U.N. spokesman Stephane Dujarric said the U.N. peacekeeping mission in South Sudan reported that “the violence was sparked by a disagreement over a disarmament exercise being conducted in the area.” “During the fighting, the local market in Romich was reportedly looted and some shops were burned to the ground,” Dujarric said. “Many women and children fled in fear of their lives.”
The U.N. spokesman said a U.N. peacekeeping patrol is en route to the area to assess the security situation. The U.N. peacekeeping mission is urging all those involved in the violence “to lay down their weapons and to help restore calm for the sake of their communities,” Dujarric said.

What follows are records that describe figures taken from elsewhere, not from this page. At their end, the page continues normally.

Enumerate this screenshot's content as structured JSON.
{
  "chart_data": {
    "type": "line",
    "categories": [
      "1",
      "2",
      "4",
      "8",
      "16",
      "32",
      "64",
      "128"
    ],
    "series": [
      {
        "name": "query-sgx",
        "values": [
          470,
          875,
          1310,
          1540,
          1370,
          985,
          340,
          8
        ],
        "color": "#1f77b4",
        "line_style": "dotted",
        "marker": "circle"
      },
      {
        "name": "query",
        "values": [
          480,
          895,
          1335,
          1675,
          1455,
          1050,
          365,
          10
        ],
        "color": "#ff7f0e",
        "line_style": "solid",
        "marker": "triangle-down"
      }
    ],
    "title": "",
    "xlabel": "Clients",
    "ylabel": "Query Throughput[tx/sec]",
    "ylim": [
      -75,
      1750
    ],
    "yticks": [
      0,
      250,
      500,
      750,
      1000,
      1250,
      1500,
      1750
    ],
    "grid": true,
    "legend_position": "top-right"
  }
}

He said the mission is engaging political and community leaders and will support local reconciliation and peace-building efforts to prevent further conflict. There were high hopes that South Sudan would have peace and stability after gaining its long-fought independence from neighboring Sudan in 2011. But the world’s youngest nation slid into ethnic violence in December 2013, when forces loyal to President Salva Kiir, a Dinka, started battling those loyal to Riek Machar, his former vice president who belongs to the Nuer people.
Numerous attempts at peace failed, including a deal that saw Machar return as vice president in 2016 — only to flee the country months later amid fresh fighting. The civil war has killed nearly 400,000 people and displaced millions.
Intense international pressure followed the most recent peace deal in 2018, and on Feb. 22 a coalition government led by Kiir, with Machar as his deputy, was formed. But peace still remains elusive.